An anonymous student with a multiple-entry student visa explained how they used to be able to travel out of the country and return easily, but now “there is no clarification regarding that and I believe that no one should ever have to make a choice between their career and family.”

The anonymous student also said that “there are a lot of conferences around the world that we cannot join, because we cannot come back. It used to be the case that you can apply for a new visa as a student or faculty, but for the past week you know that applying for a visa is not an option. Having the option to pack and travel if you needed to is something that can make a huge difference.”

According to White, the ban will also impact the U.S. as a whole.

“Putting this [in] a broader context of what it means for the United States: the effects of this ban will not be readily apparently right now,” White said. “Iran has been known to be dealing with a brain drain and I think now the U.S. is […] dealing with something similar. We’ve heard about a lot of people wanting to move to Canada or finishing their studies elsewhere. These people are productive members of society that are contributing to America and its economy and I feel like this ban is alienating them. There are the personal hardships it’s causing, but it’s also having broader impacts.”

The UC Office of the President, the chancellors of the 10 campuses, Interim Chancellor Hexter and Mayor Davis have all released statements expressing their care and concern for the members of the community from each of the seven nations.

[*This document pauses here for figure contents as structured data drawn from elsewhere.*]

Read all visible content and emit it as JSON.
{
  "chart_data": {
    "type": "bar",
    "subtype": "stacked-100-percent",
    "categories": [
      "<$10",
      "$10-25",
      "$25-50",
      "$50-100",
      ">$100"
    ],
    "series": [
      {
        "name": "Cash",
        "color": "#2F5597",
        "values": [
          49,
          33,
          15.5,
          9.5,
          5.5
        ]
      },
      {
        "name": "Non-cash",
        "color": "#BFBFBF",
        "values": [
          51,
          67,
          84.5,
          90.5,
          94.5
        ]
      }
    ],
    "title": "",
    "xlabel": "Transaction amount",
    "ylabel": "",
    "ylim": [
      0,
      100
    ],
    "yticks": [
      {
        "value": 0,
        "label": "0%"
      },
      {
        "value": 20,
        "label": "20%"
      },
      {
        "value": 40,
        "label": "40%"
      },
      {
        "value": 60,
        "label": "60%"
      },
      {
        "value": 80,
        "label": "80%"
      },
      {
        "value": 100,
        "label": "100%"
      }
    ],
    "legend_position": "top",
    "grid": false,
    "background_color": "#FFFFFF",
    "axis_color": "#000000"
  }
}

“While maintaining the security of the nation’s visa system is critical, this executive order is contrary to the values we hold dear as leaders of the University of California,” read a joint letter, signed by the UC President and 10 Chancellors. “The UC community, like universities across the country, has long been deeply enriched by students, faculty and scholars from around the world, including the affected countries, coming to study, teach and research.”